The destination mask is neat, but you probably still need to merge something other than zero into those masked channels. For instance, if you're only writing to XYZ, you probably want 1 in W and not 0. Thing is, all of the cases I could think of that used the destination mask followed by ADDPS/ORPS were just as easily handled by BLENDPS, which selectively copies channels using an immediate mask. You don't save instruction count here, so the remaining benefit would be if ADDPS/ORPS were cheaper than BLENDPS, which could be the case. In a vertex shader, just about every instruction has a destination write mask, so this blend operation is free -- you can just have successive dp4 instructions write into r0.x, r0.y, r0.z, and r0.w. Unfortunately, we're still not there yet in x86.
By the way, the instruction encodings are getting a bit ridiculous: DPPS is 66 0F 3A 40 /r ib, for a total of six bytes. I'm sure glad I didn't hardcode my disassembler to one- and two-byte opcodes. This makes PowerPC machine code look compact, too.
It's worth noting that I haven't tried SSE4, not even with the software emulator that Intel supposedly has in the Penryn SDK, so I haven't really pounded on the instructions yet. The packed move-with-zero-extension instructions alone could probably significantly shorten a number of VirtualDub's image processing routines, since I spend a lot of time unpacking 32-bit pixels into 64-bit intermediates -- assuming, of course, PMOVZXBW isn't just immediately split into load and unpack uops by the instruction decoder.
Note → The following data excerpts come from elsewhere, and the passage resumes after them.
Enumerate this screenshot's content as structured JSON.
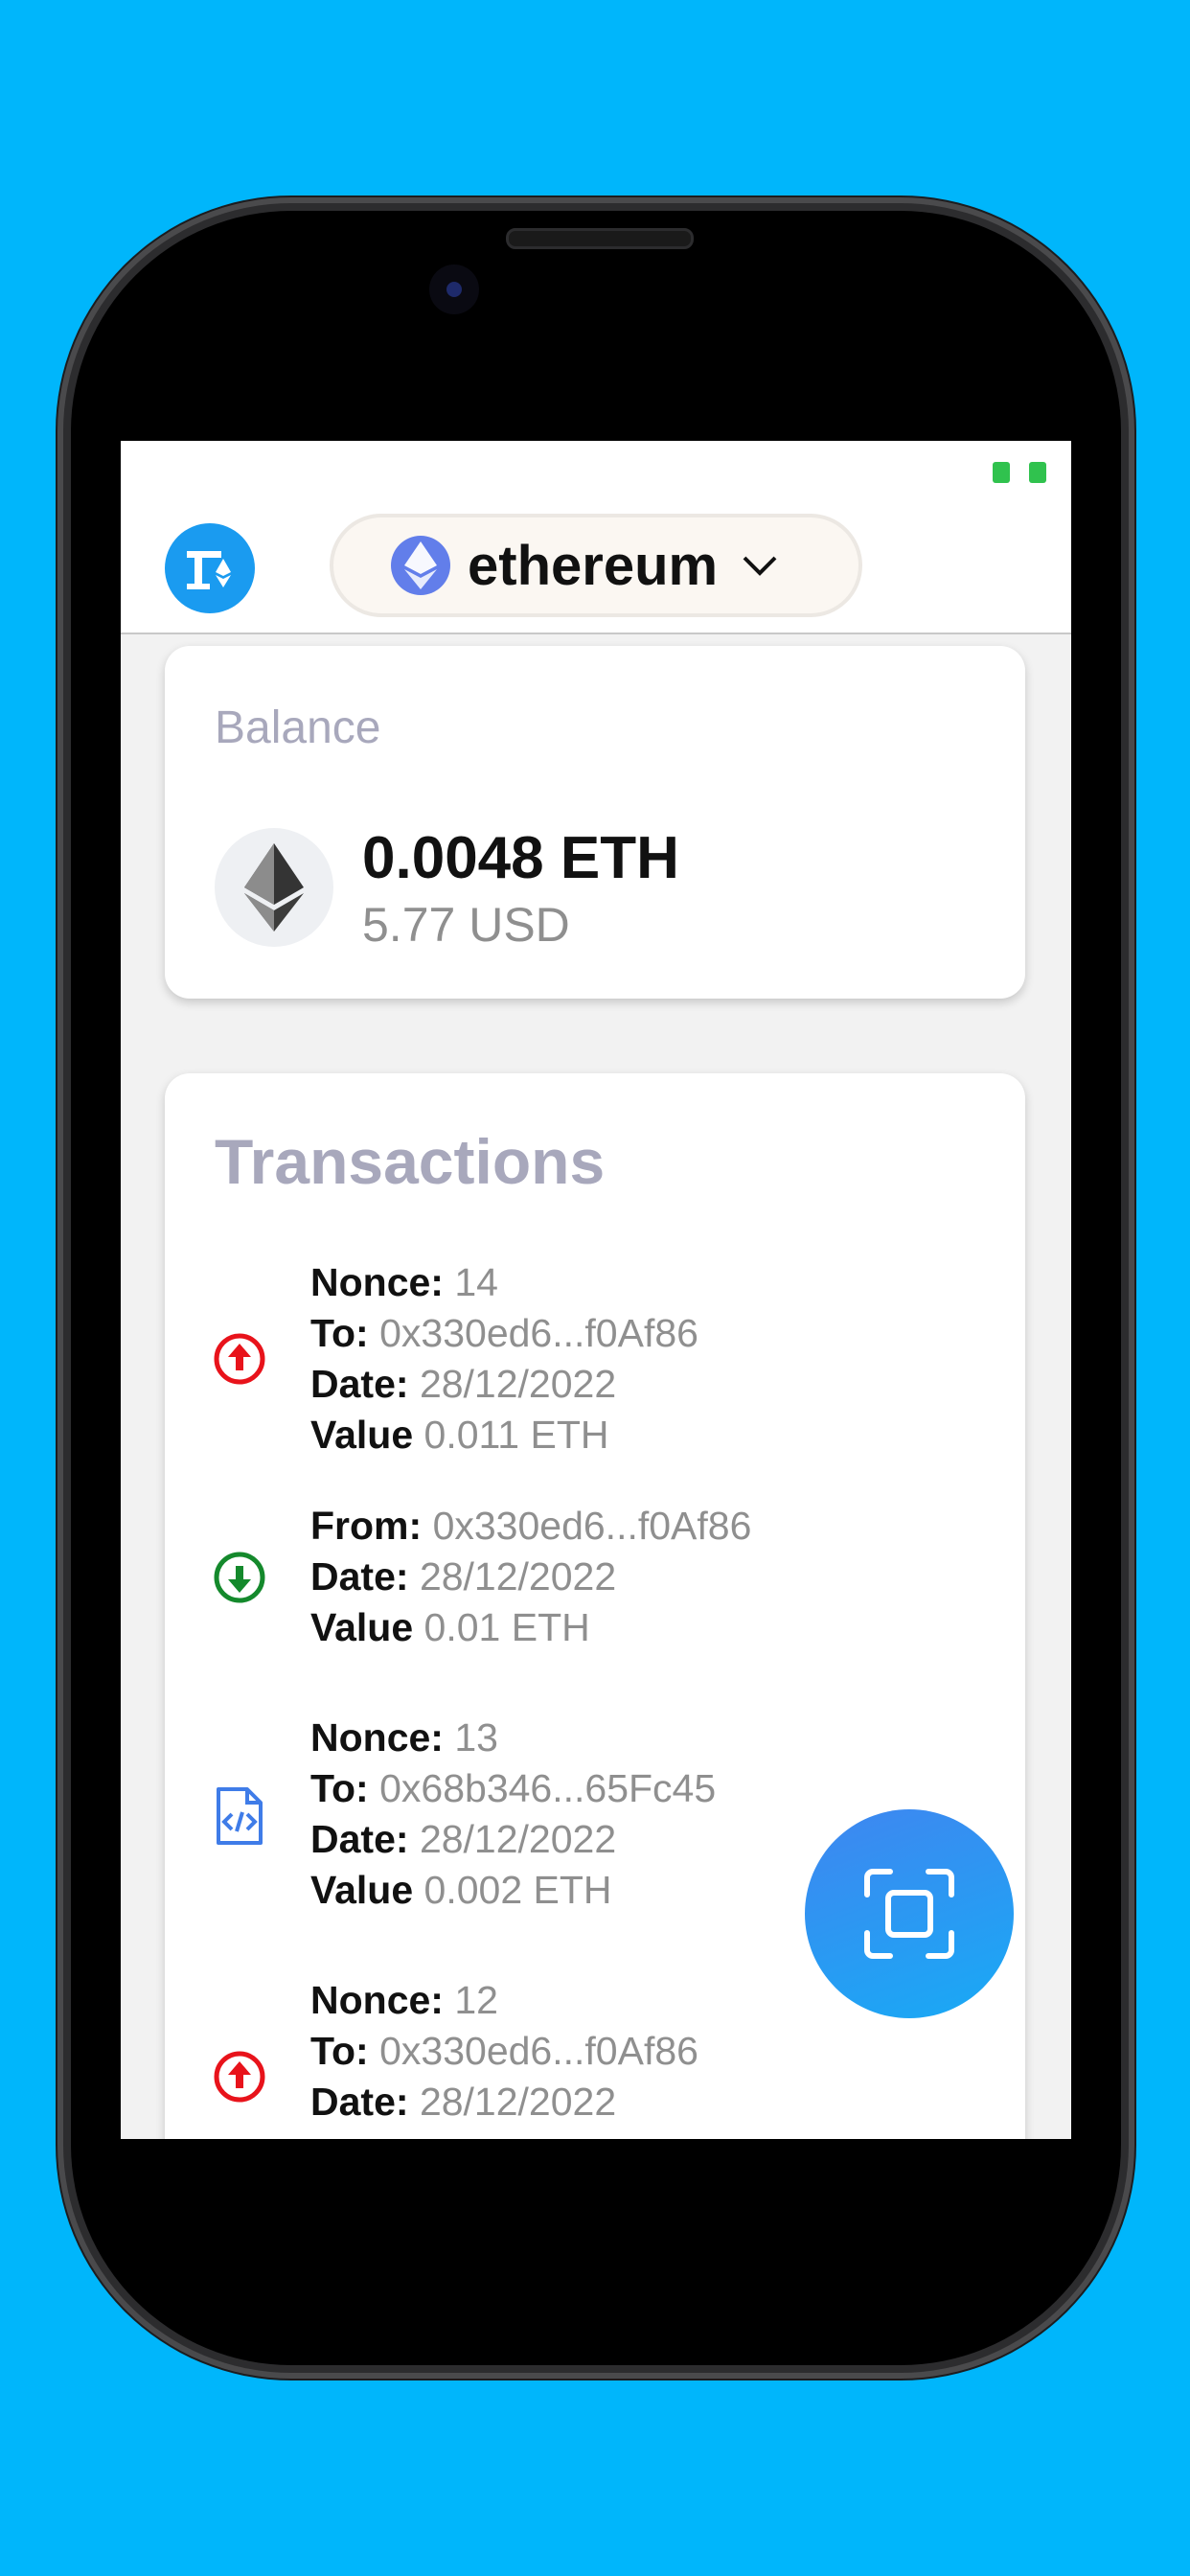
{
  "header": {
    "network": {
      "label": "ethereum"
    }
  },
  "balance": {
    "title": "Balance",
    "amount": "0.0048 ETH",
    "fiat": "5.77 USD"
  },
  "transactions": {
    "title": "Transactions",
    "items": [
      {
        "icon": "sent-arrow-up-icon",
        "lines": [
          {
            "key": "Nonce:",
            "value": "14"
          },
          {
            "key": "To:",
            "value": "0x330ed6...f0Af86"
          },
          {
            "key": "Date:",
            "value": "28/12/2022"
          },
          {
            "key": "Value",
            "value": "0.011 ETH"
          }
        ]
      },
      {
        "icon": "received-arrow-down-icon",
        "lines": [
          {
            "key": "From:",
            "value": "0x330ed6...f0Af86"
          },
          {
            "key": "Date:",
            "value": "28/12/2022"
          },
          {
            "key": "Value",
            "value": "0.01 ETH"
          }
        ]
      },
      {
        "icon": "contract-code-icon",
        "lines": [
          {
            "key": "Nonce:",
            "value": "13"
          },
          {
            "key": "To:",
            "value": "0x68b346...65Fc45"
          },
          {
            "key": "Date:",
            "value": "28/12/2022"
          },
          {
            "key": "Value",
            "value": "0.002 ETH"
          }
        ]
      },
      {
        "icon": "sent-arrow-up-icon",
        "lines": [
          {
            "key": "Nonce:",
            "value": "12"
          },
          {
            "key": "To:",
            "value": "0x330ed6...f0Af86"
          },
          {
            "key": "Date:",
            "value": "28/12/2022"
          }
        ]
      }
    ]
  },
  "colors": {
    "background": "#00b6fb",
    "sent": "#e8131b",
    "received": "#14892c",
    "contract": "#3f7ce8",
    "accent": "#1a9bf0"
  }
}
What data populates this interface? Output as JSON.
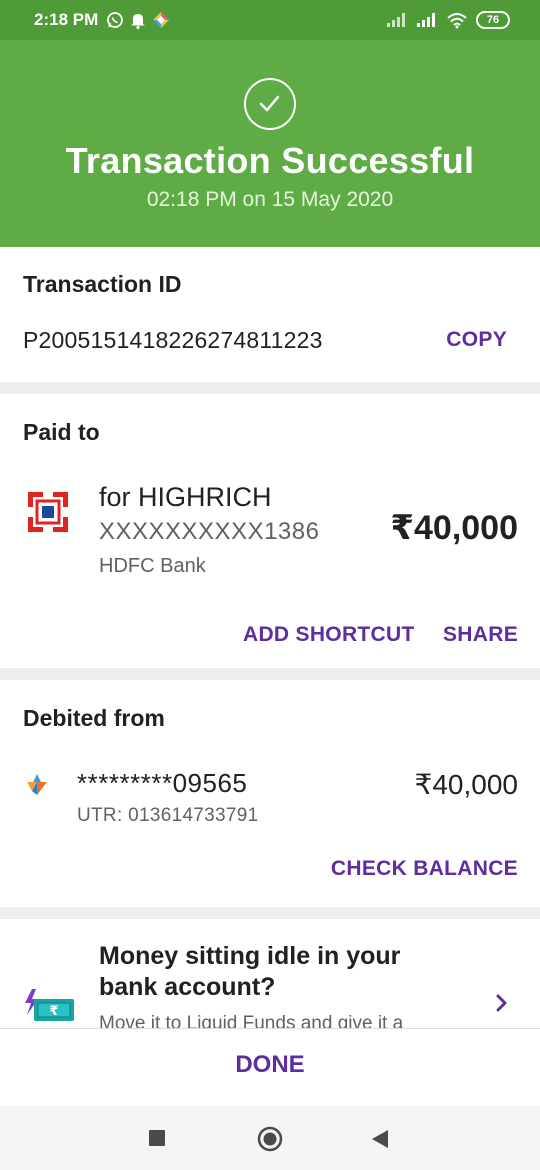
{
  "status_bar": {
    "time": "2:18 PM",
    "battery": "76",
    "icons": [
      "whatsapp-icon",
      "notification-bell-icon",
      "app-icon",
      "signal-icon",
      "signal-icon",
      "wifi-icon",
      "battery-icon"
    ]
  },
  "header": {
    "title": "Transaction Successful",
    "subtitle": "02:18 PM on 15 May 2020",
    "icon": "check-circle-icon",
    "color": "#5fac47"
  },
  "transaction": {
    "label": "Transaction ID",
    "id": "P2005151418226274811223",
    "copy_label": "COPY"
  },
  "paid_to": {
    "label": "Paid to",
    "name": "for HIGHRICH",
    "account": "XXXXXXXXXX1386",
    "bank": "HDFC Bank",
    "amount": "₹40,000",
    "add_shortcut_label": "ADD SHORTCUT",
    "share_label": "SHARE",
    "bank_logo": "hdfc-logo-icon"
  },
  "debited_from": {
    "label": "Debited from",
    "account": "*********09565",
    "utr": "UTR: 013614733791",
    "amount": "₹40,000",
    "check_balance_label": "CHECK BALANCE",
    "bank_logo": "bank-logo-icon"
  },
  "promo": {
    "title": "Money sitting idle in your bank account?",
    "description": "Move it to Liquid Funds and give it a",
    "icon": "rupee-note-icon"
  },
  "actions": {
    "done_label": "DONE"
  },
  "colors": {
    "accent": "#5e2d9e",
    "success": "#5fac47",
    "status_bar": "#4e9b38"
  }
}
The thing is, even though SSE4 is more significant to what I do than SSE3 and SSSE3 were, it still isn't anywhere on the magnitude of MMX and SSE, which added major new functionality to the ISA. It also doesn't help with the people who don't have SSE4... heck, I still assume that some people don't have MMX, and in commercial software you can't generally assume more than SSE right now unless you're really aiming for the high end.